Bertrand Tavernier was born in Lyon on April 25, 1941, the son of René and Ginette Tavernier. His father was a renowned writer and poet. In an interview with The Times in 1990, Mr. Tavernier described an isolated boyhood.

“My childhood was characterized by loneliness because my parents didn’t get along,” he said. And it comes out in every movie. I’ve practically never had a few in my movies. “

He mentioned the impact of his birthplace.

“It’s a very mysterious city,” he explained. “My father always said that in Lyon you learn that you should never lie, but always hypocrite, and it is part of my films. The characters are often slanted in their relationships. Then there will be brief moments when they reveal themselves. “

He was interested in film from an early age and his early jobs in the film industry included a press agent for Georges de Beauregard, a well-known producer of the French New Wave. He has also written on film for Les Cahiers du Cinéma and other publications, and continued to write throughout his career – essays, books and more. As a film historian, he was known for championing films, directors and screenwriters who had been treated unkindly by others.
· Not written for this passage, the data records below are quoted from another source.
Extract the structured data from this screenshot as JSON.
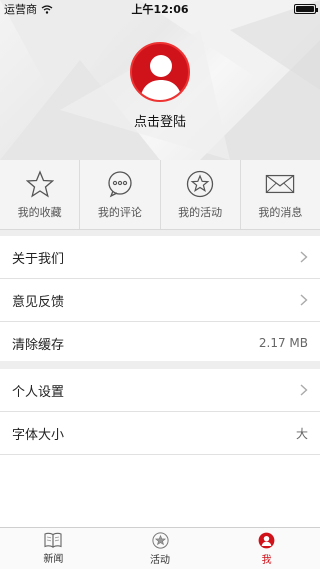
{
  "status_bar": {
    "carrier": "运营商",
    "time": "上午12:06",
    "battery_level": 1.0
  },
  "profile": {
    "login_label": "点击登陆"
  },
  "quick_actions": [
    {
      "label": "我的收藏",
      "icon": "star-icon"
    },
    {
      "label": "我的评论",
      "icon": "comment-icon"
    },
    {
      "label": "我的活动",
      "icon": "badge-star-icon"
    },
    {
      "label": "我的消息",
      "icon": "envelope-icon"
    }
  ],
  "settings_group_1": [
    {
      "label": "关于我们",
      "value": ""
    },
    {
      "label": "意见反馈",
      "value": ""
    },
    {
      "label": "清除缓存",
      "value": "2.17 MB"
    }
  ],
  "settings_group_2": [
    {
      "label": "个人设置",
      "value": ""
    },
    {
      "label": "字体大小",
      "value": "大"
    }
  ],
  "tabbar": [
    {
      "label": "新闻",
      "icon": "book-icon",
      "active": false
    },
    {
      "label": "活动",
      "icon": "badge-star-icon",
      "active": false
    },
    {
      "label": "我",
      "icon": "user-icon",
      "active": true
    }
  ],
  "colors": {
    "accent": "#d0121b",
    "separator": "#eeeeee"
  }
}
In the preface to Stephen Hay’s 2001 biography, “Bertrand Tavernier: The Film-maker of Lyon,” Thelma Schoonmaker, noted film editor and widow of director Michael Powell, pays tribute to Mr. Tavernier for Mr. Powell’s reputation ” Peeping Tom, ”which was condemned when it was released in 1960, but is now highly regarded by many cinephiles.

“Bertrand’s desire to correct the injustice in film history is directly related to the themes of justice pervading his own films,” she wrote.

Thierry Frémaux, the director of the Cannes festival and the Institut Lumière, said Mr Tavernier had been tireless in his plea.

“Bertrand Tavernier built the body of work we know, but he built something different: serving the history of cinema, of all the cinemas,” said Mr Frémaux by email. “He wrote books, he edited the books of others, he did an extraordinary number of film interviews, tribute to everyone he admired, film presentations.”

“I’m not sure if there are any other examples in art history of a maker so devoted to the work of others,” he added.

Mr. Tavernier’s own films sometimes set personal stories in the midst of sweeping moments in history. Set in 1920, “Life and Nothing But” (1989) had as its background the search for hundreds of thousands of French soldiers who were still missing from the First World War. “Safe Conduct” (2002) was about French filmmakers who worked during the German occupation in World War II.

But Mr. Tavernier was not interested in historical spectacle for his own sake.

“A lot of times people come up to me and say you should make a movie about the French Resistance, but I say this is not a topic, this is vague,” he told Variety in 2019. “Tell me about a character who is one of was the first. members of the resistance and who have done things that people later in 1945 say should be judged as crimes. Then I have a character and an emotion that I can deal with. “

His survivors include his wife, Sarah, and two children, Nils and Tiffany Tavernier.

Mr. Tavernier put humor in his films, even a serious film like ‘Life and Nothing But’, which had a scene – with some basis in reality, he said – in which a distraught army captain must quickly find an ‘unknown soldier’ ​​to place under the Arc de Triomphe.

“The rush to find the unknown soldier is absolutely true, although we had to guess how it happened,” said Mr. Tavernier. “Imagine, how do you find a body that is impossible to identify and still be sure that it is French?”

Aurelien Breeden provided a report from Paris.